L'accusation a soutenu jeudi que l'ouverture par Kigali d'une enquête sur le rôle de vingt responsables français dans le génocide rwandais devait "impérativement rester à l'extérieur" du procès en appel de Pascal Simbikangwa pour complicité dans les massacres de 1994.
Premier Rwandais condamné en France pour le génocide des Tutsi en 1994, Pascal Simbikangwa est rejugé depuis le 25 octobre par la cour d'assises de Bobigny pour "complicité de génocide" et "complicité de crimes contre l'humanité".
Cet ex-officier de la garde présidentielle reconverti dans la police politique après un accident qui l'a laissé paraplégique en 1986 avait été condamné en 2014 à 25 ans de réclusion criminelle.
Alors que le verdict est attendu samedi, Kigali - qui accuse régulièrement la France d'avoir soutenu le régime génocidaire, puis protégé ses responsables dans leur fuite - a ouvert mardi une enquête sur le rôle de vingt responsables français dans le génocide.

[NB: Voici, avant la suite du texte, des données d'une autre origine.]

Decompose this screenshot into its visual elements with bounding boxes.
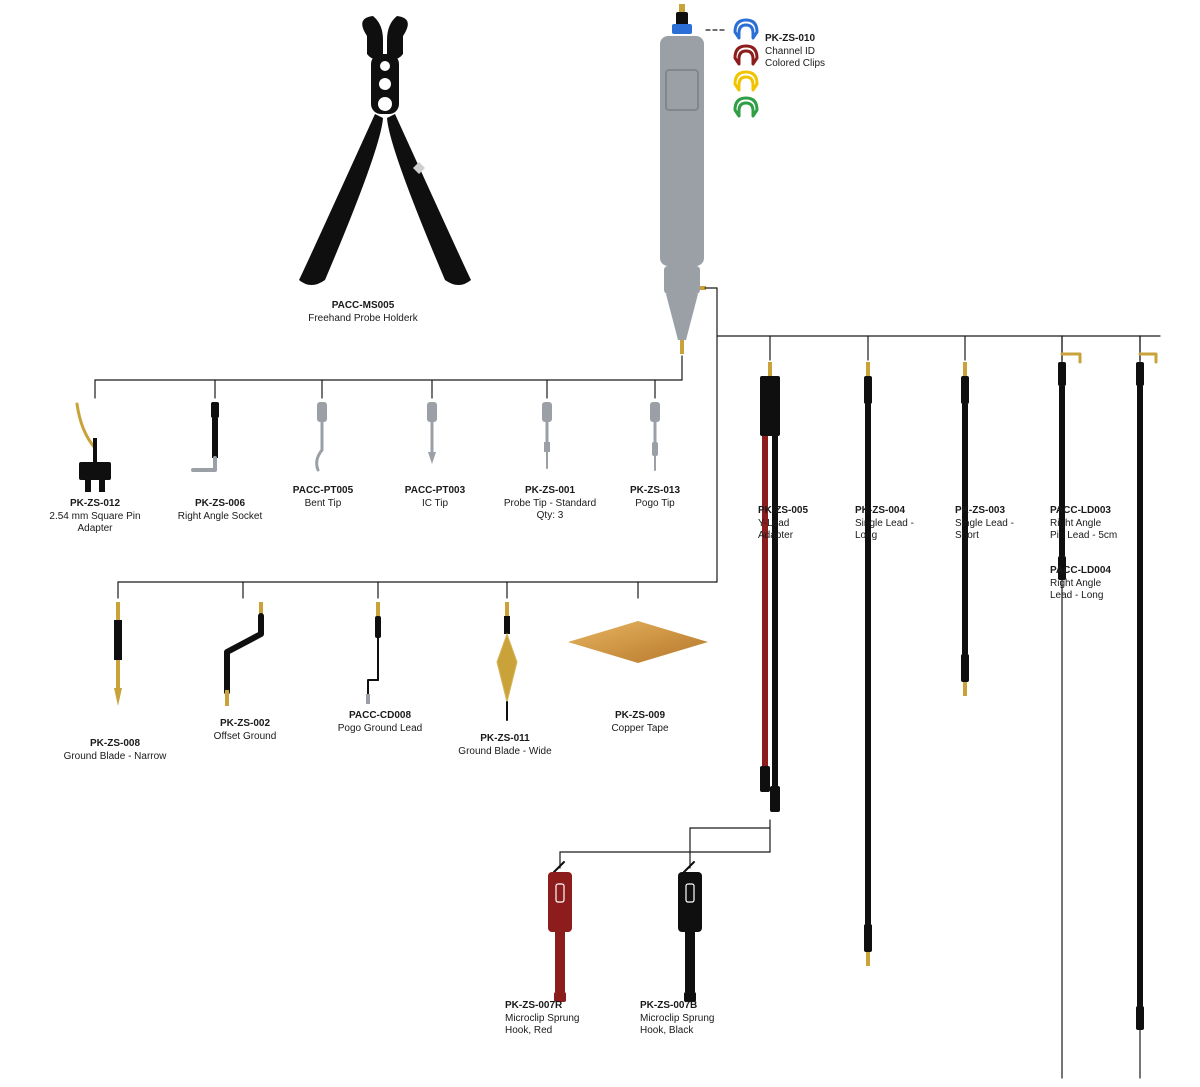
wires-ground-row [118,288,717,598]
diagram-svg [0,0,1200,1087]
label-lead_ld004: PACC-LD004Right Angle Lead - Long [1050,565,1111,603]
label-gnd_cd008: PACC-CD008Pogo Ground Lead [325,710,435,735]
part-desc: Probe Tip - Standard Qty: 3 [495,498,605,523]
part-number: PK-ZS-003 [955,505,1014,518]
label-clip_b: PK-ZS-007BMicroclip Sprung Hook, Black [640,1000,714,1038]
part-desc: Single Lead - Long [855,518,914,543]
part-desc: Y-Lead Adapter [758,518,808,543]
label-lead_ld003: PACC-LD003Right Angle Pin Lead - 5cm [1050,505,1117,543]
part-desc: Right Angle Lead - Long [1050,578,1111,603]
part-desc: Microclip Sprung Hook, Black [640,1013,714,1038]
part-number: PK-ZS-008 [60,738,170,751]
colored-clips [706,20,757,116]
label-tip_012: PK-ZS-0122.54 mm Square Pin Adapter [45,498,145,536]
part-number: PACC-PT005 [278,485,368,498]
part-desc: Bent Tip [278,498,368,511]
part-desc: IC Tip [390,498,480,511]
part-desc: Channel ID Colored Clips [765,46,825,71]
label-tip_pt005: PACC-PT005Bent Tip [278,485,368,510]
ground-items [114,602,708,720]
tip-items [77,402,658,492]
wires-tip-row [95,356,682,398]
part-desc: Microclip Sprung Hook, Red [505,1013,579,1038]
part-number: PACC-LD004 [1050,565,1111,578]
label-gnd_011: PK-ZS-011Ground Blade - Wide [450,733,560,758]
part-desc: Right Angle Pin Lead - 5cm [1050,518,1117,543]
part-desc: Right Angle Socket [170,511,270,524]
label-tip_013: PK-ZS-013Pogo Tip [610,485,700,510]
lead-items [760,354,1156,1030]
label-tip_pt003: PACC-PT003IC Tip [390,485,480,510]
part-number: PK-ZS-005 [758,505,808,518]
part-desc: 2.54 mm Square Pin Adapter [45,511,145,536]
wires-microclips [560,820,770,868]
label-clip_r: PK-ZS-007RMicroclip Sprung Hook, Red [505,1000,579,1038]
part-desc: Ground Blade - Narrow [60,751,170,764]
part-desc: Pogo Tip [610,498,700,511]
microclip-items [548,862,702,1002]
part-number: PK-ZS-004 [855,505,914,518]
part-number: PK-ZS-013 [610,485,700,498]
label-gnd_002: PK-ZS-002Offset Ground [195,718,295,743]
label-gnd_008: PK-ZS-008Ground Blade - Narrow [60,738,170,763]
label-clips: PK-ZS-010Channel ID Colored Clips [765,33,825,71]
label-lead_004: PK-ZS-004Single Lead - Long [855,505,914,543]
part-number: PK-ZS-010 [765,33,825,46]
part-number: PACC-PT003 [390,485,480,498]
label-tip_006: PK-ZS-006Right Angle Socket [170,498,270,523]
part-desc: Pogo Ground Lead [325,723,435,736]
freehand-probe-holder [299,16,471,285]
part-desc: Copper Tape [590,723,690,736]
part-number: PK-ZS-007R [505,1000,579,1013]
part-number: PK-ZS-007B [640,1000,714,1013]
wires-leads [717,288,1160,1078]
part-desc: Freehand Probe Holderk [308,313,418,326]
part-desc: Offset Ground [195,731,295,744]
part-number: PK-ZS-009 [590,710,690,723]
part-number: PK-ZS-001 [495,485,605,498]
part-desc: Ground Blade - Wide [450,746,560,759]
part-number: PK-ZS-006 [170,498,270,511]
diagram-stage: PACC-MS005Freehand Probe Holderk PK-ZS-01… [0,0,1200,1087]
part-number: PACC-MS005 [308,300,418,313]
part-number: PACC-LD003 [1050,505,1117,518]
label-lead_003: PK-ZS-003Single Lead - Short [955,505,1014,543]
label-holder: PACC-MS005Freehand Probe Holderk [308,300,418,325]
label-lead_005: PK-ZS-005Y-Lead Adapter [758,505,808,543]
part-desc: Single Lead - Short [955,518,1014,543]
part-number: PACC-CD008 [325,710,435,723]
label-gnd_009: PK-ZS-009Copper Tape [590,710,690,735]
label-tip_001: PK-ZS-001Probe Tip - Standard Qty: 3 [495,485,605,523]
part-number: PK-ZS-002 [195,718,295,731]
probe-body [660,4,706,354]
part-number: PK-ZS-012 [45,498,145,511]
part-number: PK-ZS-011 [450,733,560,746]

"L'évocation d'une actualité très récente (...) doit impérativement rester à l'extérieur de ce procès, de cette audience", a soutenu au début de son réquisitoire un des deux avocats généraux, Rémi Crosson du Cormier.
La défense n'a de cesse de dénoncer la volonté de la France de s'acheter une "bonne conscience au rabais" avec le procès Simbikangwa.
"Nous n'avons aucune mission politique ou diplomatique (...). Nous n'avons reçu aucune instruction ni générale ni particulière", a encore affirmé l'avocat général.
Pour lui, le doute n'est pas permis: "Malgré son état d'homme infirme en chaise roulante", Pascal Simbikangwa "a bien fourni des armes" aux miliciens qui tenaient des barrages routiers au passage desquels étaient filtrés et assassinés des Tutsi.
Soulignant la "force de vie, de survie" que l'accusé manifeste encore aujourd'hui, il a enjoint la cour d'imaginer "le capitaine avant ses huit ans de détention, ses 14 années d'exil".
"Il était tout sauf un citoyen ordinaire, un officier subalterne, mais bien un dignitaire d'un régime qui avait tout avantage à lui fournir des privilèges récompensant son zèle et son dévouement politique"", a-t-il dit.
Le réquisitoire doit se poursuivre dans l'après-midi.
Arrêté à Mayotte en 2008 pour trafic de faux papiers, Simbikangwa est jugé en France au titre de la "compétence universelle" prévue pour les crimes les plus graves.